Family members informed reporters that Jonchuck had been involuntarily committed to mental health facilities a staggering 27 times. On each occasion, he was released and Phoebe was sent back to live with him.

On July 10, 2016, the day Phoebe died, John went to see his court-appointed attorney, Genevieve Torres. Phoebe, dressed in a pink dress and blue jacket, tagged along. John wore pajamas and carried a huge antique Bible written in a foreign language. Torres stated that Jonchuck called her "St. Genevieve," the "Creator," and "God." He insisted that she read the "Swedish" Bible he had brought. Recognizing Jonchuck's mental instability, she quickly got rid of him. As he was leaving, Jonchuck commented, "None of this is going to matter tomorrow anyway."

As soon as Jonchuck left, Torres phoned a child endangerment hotline, warning the operator that Jonchuck was deranged and taking his daughter with him while he was having an episode. The Florida Times Union reported that "Torres also told the operator, who was inexperienced, that the [Department of Family and Children] had an open investigation after an earlier caller accused Jonchuck of violence, substance abuse, and inadequate supervision." Torres also informed the operator that Jonchuck kept calling her office every five minutes. She stated "he's out of control." The operator refused to report the call to authorities.

Later that night, Phoebe was dead. An autopsy revealed that she had died of a combination of hypothermia and drowning.

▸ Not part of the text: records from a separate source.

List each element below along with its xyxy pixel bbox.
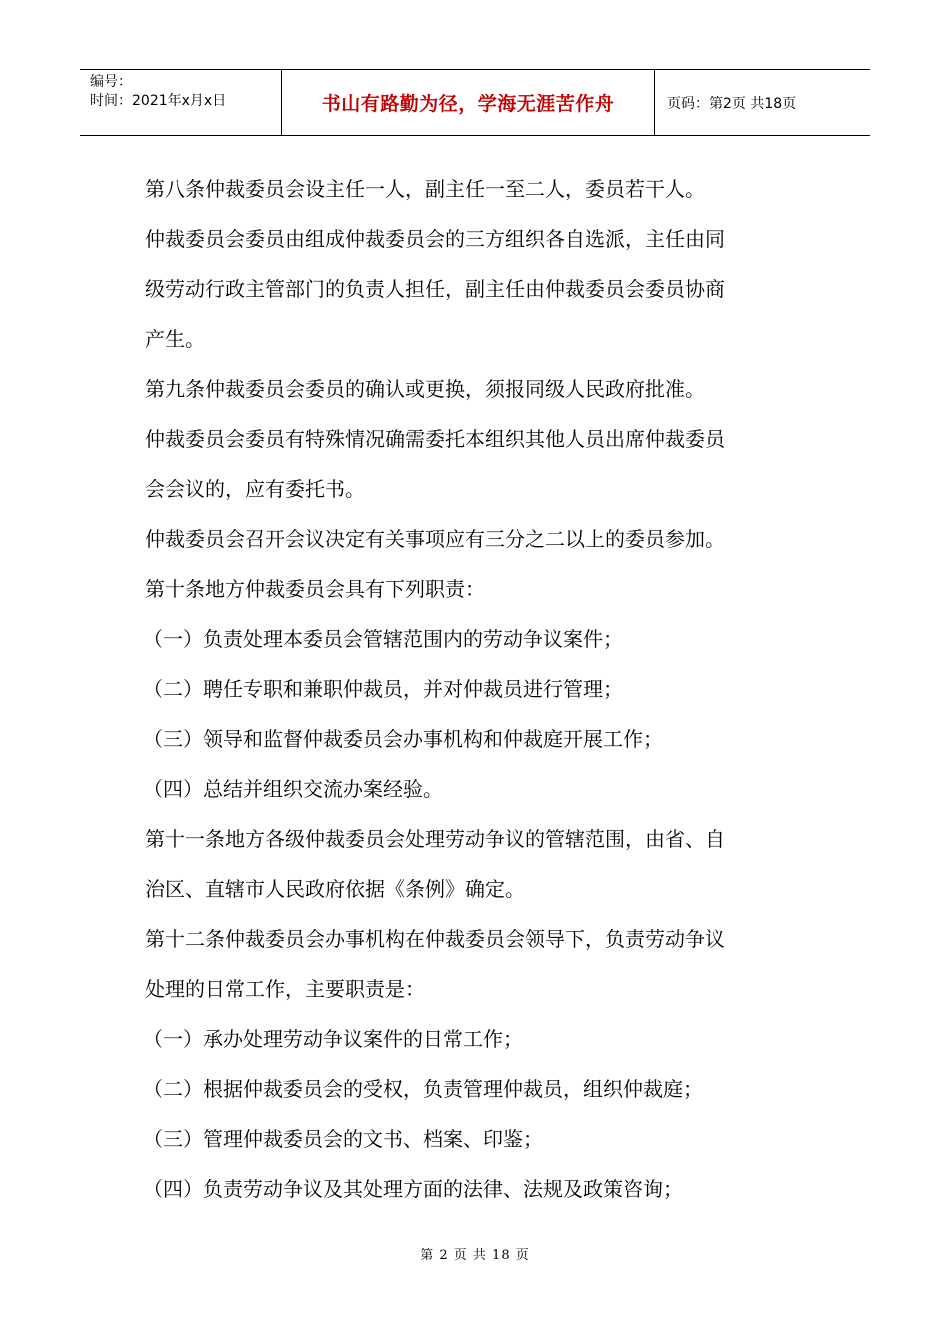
list-item: （一）承办处理劳动争议案件的日常工作； (143, 1027, 523, 1051)
page-header (80, 69, 870, 136)
list-item: （二）根据仲裁委员会的受权，负责管理仲裁员，组织仲裁庭； (143, 1077, 703, 1101)
list-item: （四）负责劳动争议及其处理方面的法律、法规及政策咨询； (143, 1177, 683, 1201)
text-line: 第九条仲裁委员会委员的确认或更换，须报同级人民政府批准。 (145, 377, 705, 401)
text-line: 第十一条地方各级仲裁委员会处理劳动争议的管辖范围，由省、自 (145, 827, 725, 851)
list-item: （二）聘任专职和兼职仲裁员，并对仲裁员进行管理； (143, 677, 623, 701)
header-page-info: 页码：第2页 共18页 (667, 95, 797, 112)
text-line: 第十二条仲裁委员会办事机构在仲裁委员会领导下，负责劳动争议 (145, 927, 725, 951)
text-line: 治区、直辖市人民政府依据《条例》确定。 (145, 877, 525, 901)
serial-label: 编号： (90, 74, 132, 90)
list-item: （一）负责处理本委员会管辖范围内的劳动争议案件； (143, 627, 623, 651)
text-line: 会会议的，应有委托书。 (145, 477, 365, 501)
text-line: 第十条地方仲裁委员会具有下列职责： (145, 577, 485, 601)
text-line: 仲裁委员会委员由组成仲裁委员会的三方组织各自选派，主任由同 (145, 227, 725, 251)
document-body (145, 164, 825, 1214)
list-item: （四）总结并组织交流办案经验。 (143, 777, 443, 801)
header-meta (80, 70, 282, 135)
list-item: （三）领导和监督仲裁委员会办事机构和仲裁庭开展工作； (143, 727, 663, 751)
header-motto: 书山有路勤为径，学海无涯苦作舟 (282, 70, 655, 135)
text-line: 仲裁委员会委员有特殊情况确需委托本组织其他人员出席仲裁委员 (145, 427, 725, 451)
text-line: 第八条仲裁委员会设主任一人，副主任一至二人，委员若干人。 (145, 177, 705, 201)
page-footer: 第 2 页 共 18 页 (420, 1248, 530, 1263)
text-line: 仲裁委员会召开会议决定有关事项应有三分之二以上的委员参加。 (145, 527, 725, 551)
date-label: 时间：2021年x月x日 (90, 93, 227, 109)
text-line: 处理的日常工作，主要职责是： (145, 977, 425, 1001)
text-line: 产生。 (145, 327, 205, 351)
list-item: （三）管理仲裁委员会的文书、档案、印鉴； (143, 1127, 543, 1151)
text-line: 级劳动行政主管部门的负责人担任，副主任由仲裁委员会委员协商 (145, 277, 725, 301)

She'd been enrolled in kindergarten. Her teachers stated she was good-natured and smart. She loved to sing and the color purple. Attentive, curious, and sensitive, her grandparents enjoyed keeping her, as long as Jonchuck wasn't there. 

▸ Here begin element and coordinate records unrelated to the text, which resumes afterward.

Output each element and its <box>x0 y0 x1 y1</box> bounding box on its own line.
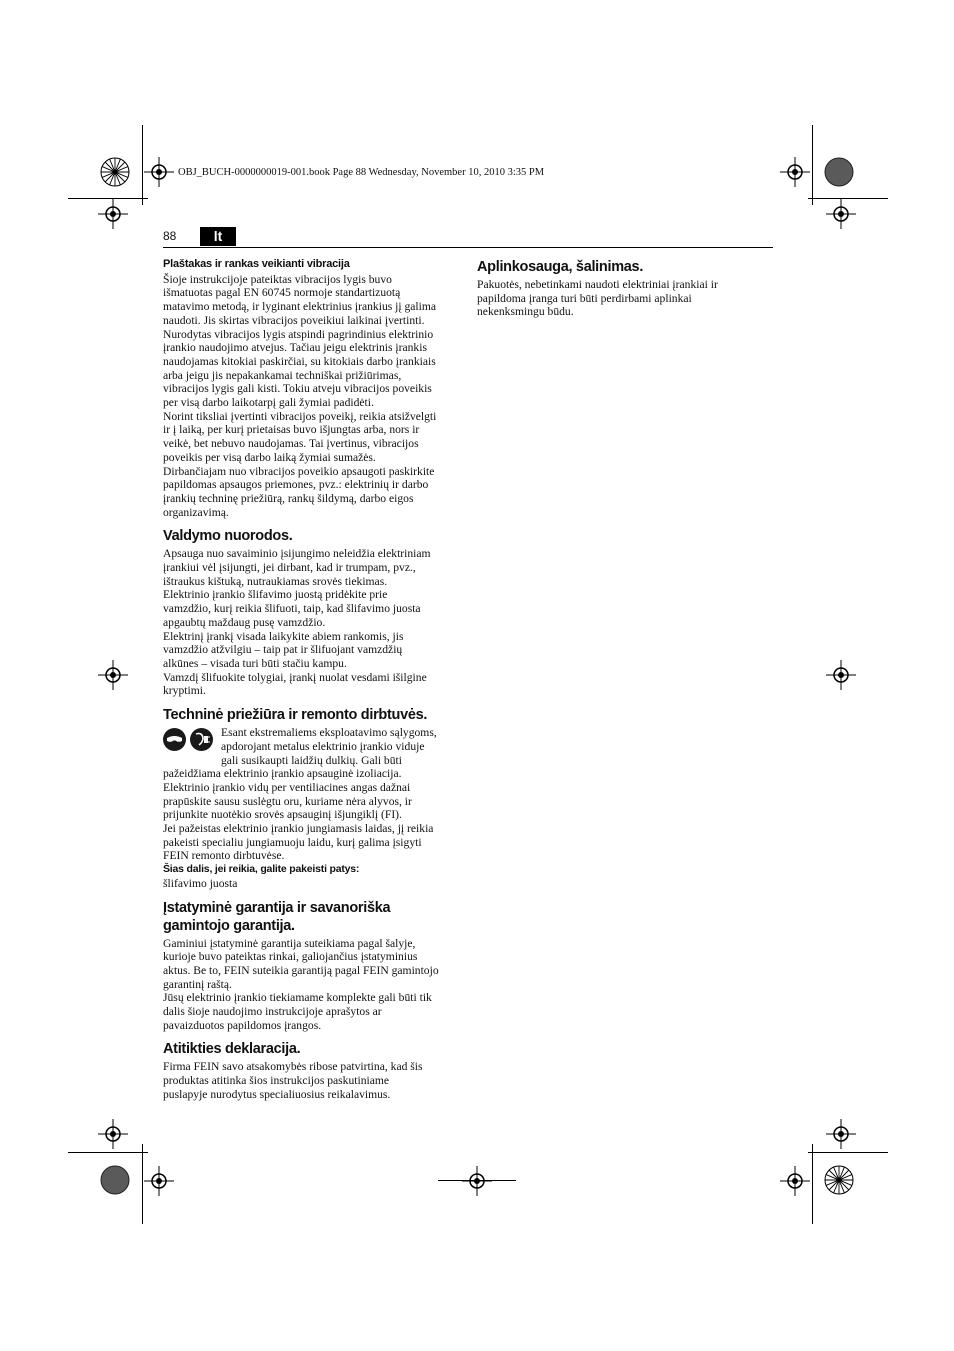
text-line: ir į laiką, per kurį prietaisas buvo išjungtas arba, nors ir <box>163 423 420 437</box>
text-line: įrankio naudojimo atvejus. Tačiau jeigu elektrinis įrankis <box>163 341 427 355</box>
text-line: naudoti. Jis skirtas vibracijos poveikiui laikinai įvertinti. <box>163 313 425 327</box>
heading-line: gamintojo garantija. <box>163 917 295 934</box>
text-line: produktas atitinka šios instrukcijos paskutiniame <box>163 1074 390 1088</box>
text-line: Elektrinio įrankio vidų per ventiliacines angas dažnai <box>163 780 411 794</box>
text-line: Šioje instrukcijoje pateiktas vibracijos lygis buvo <box>163 272 392 286</box>
section-heading: Plaštakas ir rankas veikianti vibracija <box>163 258 350 270</box>
environment-section <box>477 258 745 319</box>
text-line: papildomas apsaugos priemones, pvz.: elektrinių ir darbo <box>163 478 429 492</box>
text-line: papildoma įranga turi būti perdirbami aplinkai <box>477 291 692 305</box>
text-line: vamzdžio, kurį reikia šlifuoti, taip, kad šlifavimo juosta <box>163 602 421 616</box>
text-line: Norint tiksliai įvertinti vibracijos poveikį, reikia atsižvelgti <box>163 409 437 423</box>
warranty-section <box>163 899 459 1033</box>
text-line: apgaubtų maždaug pusę vamzdžio. <box>163 615 326 629</box>
color-wheel-icon <box>100 157 130 187</box>
registration-target-icon <box>98 1119 128 1149</box>
registration-target-icon <box>780 157 810 187</box>
conformity-section <box>163 1040 459 1101</box>
text-line: Elektrinio įrankio šlifavimo juostą pridėkite prie <box>163 588 388 602</box>
paragraph <box>477 278 745 319</box>
text-line: poveikis per visą darbo laiką žymiai sumažės. <box>163 450 376 464</box>
text-line: gali susikaupti laidžių dulkių. Gali būti <box>221 753 402 767</box>
text-line: alkūnes – visada turi būti stačiu kampu. <box>163 656 347 670</box>
text-line: arba jeigu jis nepakankamai techniškai prižiūrimas, <box>163 368 402 382</box>
text-line: pavaizduotos papildomos įrangos. <box>163 1018 322 1032</box>
maintenance-section <box>163 706 459 890</box>
text-line: Gaminiui įstatyminė garantija suteikiama pagal šalyje, <box>163 936 416 950</box>
page-number: 88 <box>163 229 177 243</box>
text-line: Firma FEIN savo atsakomybės ribose patvirtina, kad šis <box>163 1060 423 1074</box>
right-column <box>477 258 745 319</box>
text-line: garantinį raštą. <box>163 977 232 991</box>
text-line: vamzdžio atžvilgiu – taip pat ir šlifuojant vamzdžių <box>163 643 403 657</box>
text-line: apdorojant metalus elektrinio įrankio viduje <box>221 739 425 753</box>
registration-target-icon <box>98 660 128 690</box>
registration-target-icon <box>780 1166 810 1196</box>
color-wheel-icon <box>824 1165 854 1195</box>
text-line: pakeisti specialiu jungiamuoju laidu, kurį galima įsigyti <box>163 835 422 849</box>
text-line: matavimo metodą, ir lyginant elektrinius įrankius jį galima <box>163 300 437 314</box>
text-line: veikė, bet nebuvo naudojamas. Tai įvertinus, vibracijos <box>163 437 419 451</box>
paragraph <box>163 273 459 520</box>
registration-target-icon <box>98 199 128 229</box>
left-column <box>163 258 459 1102</box>
text-line: kryptimi. <box>163 684 206 698</box>
paragraph <box>163 1060 459 1101</box>
registration-target-icon <box>144 1166 174 1196</box>
text-line: įrankių techninę priežiūrą, rankų šildymą, darbo eigos <box>163 491 414 505</box>
text-line: vibracijos lygis gali kisti. Tokiu atveju vibracijos poveikis <box>163 382 432 396</box>
text-line: Nurodytas vibracijos lygis atspindi pagrindinius elektrinio <box>163 327 434 341</box>
safety-goggles-icon <box>163 728 186 751</box>
text-line: Elektrinį įrankį visada laikykite abiem rankomis, jis <box>163 629 404 643</box>
text-line: organizavimą. <box>163 505 229 519</box>
section-heading: Techninė priežiūra ir remonto dirbtuvės. <box>163 707 428 724</box>
safety-icons <box>163 728 217 754</box>
ear-protection-icon <box>190 728 213 751</box>
vibration-section <box>163 258 459 519</box>
text-line: Jūsų elektrinio įrankio tiekiamame komplekte gali būti tik <box>163 991 432 1005</box>
heading-line: Įstatyminė garantija ir savanoriška <box>163 899 391 916</box>
section-heading <box>163 899 459 935</box>
file-header: OBJ_BUCH-0000000019-001.book Page 88 Wednesday, November 10, 2010 3:35 PM <box>178 167 545 178</box>
paragraph <box>163 767 459 863</box>
registration-target-icon <box>826 199 856 229</box>
header-rule <box>163 247 773 248</box>
text-line: puslapyje nurodytus specialiuosius reikalavimus. <box>163 1087 391 1101</box>
parts-value: šlifavimo juosta <box>163 876 238 890</box>
paragraph <box>163 937 459 1033</box>
registration-target-icon <box>826 1119 856 1149</box>
registration-target-icon <box>826 660 856 690</box>
text-line: FEIN remonto dirbtuvėse. <box>163 849 285 863</box>
text-line: Apsauga nuo savaiminio įsijungimo neleidžia elektriniam <box>163 547 431 561</box>
text-line: įrankiui vėl įsijungti, jei dirbant, kad ir trumpam, pvz., <box>163 561 416 575</box>
section-heading: Atitikties deklaracija. <box>163 1041 301 1058</box>
text-line: kurioje buvo pateiktas rinkai, galiojančius įstatyminius <box>163 950 418 964</box>
text-line: ištraukus kištuką, nutraukiamas srovės tiekimas. <box>163 574 388 588</box>
registration-target-icon <box>144 157 174 187</box>
text-line: dalis šioje naudojimo instrukcijoje aprašytos ar <box>163 1005 382 1019</box>
text-line: prijunkite nuotėkio srovės apsauginį išjungiklį (FI). <box>163 808 402 822</box>
text-line: Dirbančiajam nuo vibracijos poveikio apsaugoti paskirkite <box>163 464 435 478</box>
text-line: prapūskite sausu suslėgtu oru, kuriame nėra alyvos, ir <box>163 794 412 808</box>
parts-label: Šias dalis, jei reikia, galite pakeisti patys: <box>163 863 360 876</box>
operation-section <box>163 527 459 698</box>
text-line: per visą darbo laikotarpį gali žymiai padidėti. <box>163 396 374 410</box>
text-line: nekenksmingu būdu. <box>477 305 574 319</box>
text-line: Vamzdį šlifuokite tolygiai, įrankį nuolat vesdami išilgine <box>163 670 427 684</box>
text-line: naudojamas kitokiai paskirčiai, su kitokiais darbo įrankiais <box>163 354 436 368</box>
section-heading: Aplinkosauga, šalinimas. <box>477 259 644 275</box>
registration-target-icon <box>462 1166 492 1196</box>
text-line: Pakuotės, nebetinkami naudoti elektriniai įrankiai ir <box>477 278 718 291</box>
text-line: pažeidžiama elektrinio įrankio apsauginė izoliacija. <box>163 767 402 781</box>
gray-disc-icon <box>824 157 854 187</box>
text-line: Esant ekstremaliems eksploatavimo sąlygoms, <box>221 726 437 740</box>
paragraph <box>163 547 459 698</box>
text-line: Jei pažeistas elektrinio įrankio jungiamasis laidas, jį reikia <box>163 822 434 836</box>
text-line: aktus. Be to, FEIN suteikia garantiją pagal FEIN gamintojo <box>163 963 439 977</box>
gray-disc-icon <box>100 1165 130 1195</box>
section-heading: Valdymo nuorodos. <box>163 528 293 545</box>
language-tab: lt <box>200 227 236 246</box>
text-line: išmatuotas pagal EN 60745 normoje standartizuotą <box>163 286 401 300</box>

After he was arrested, Jonchuck spent four years in a mental hospital, having been found incompetent to stand trial. In 2019, he was finally adjudged sane enough to be tried. Jurors turned down his insanity defense and found him guilty of first-degree murder. Jonchuck received a life sentence with no chance of parole.

Phoebe was failed by both Florida's mental health system and child protective services. Her father was an obvious danger to anyone around him, particularly his daughter. How he could maintain custody of Phoebe with his mental deficiencies, law enforcement issues, and drug usage baffles my mind.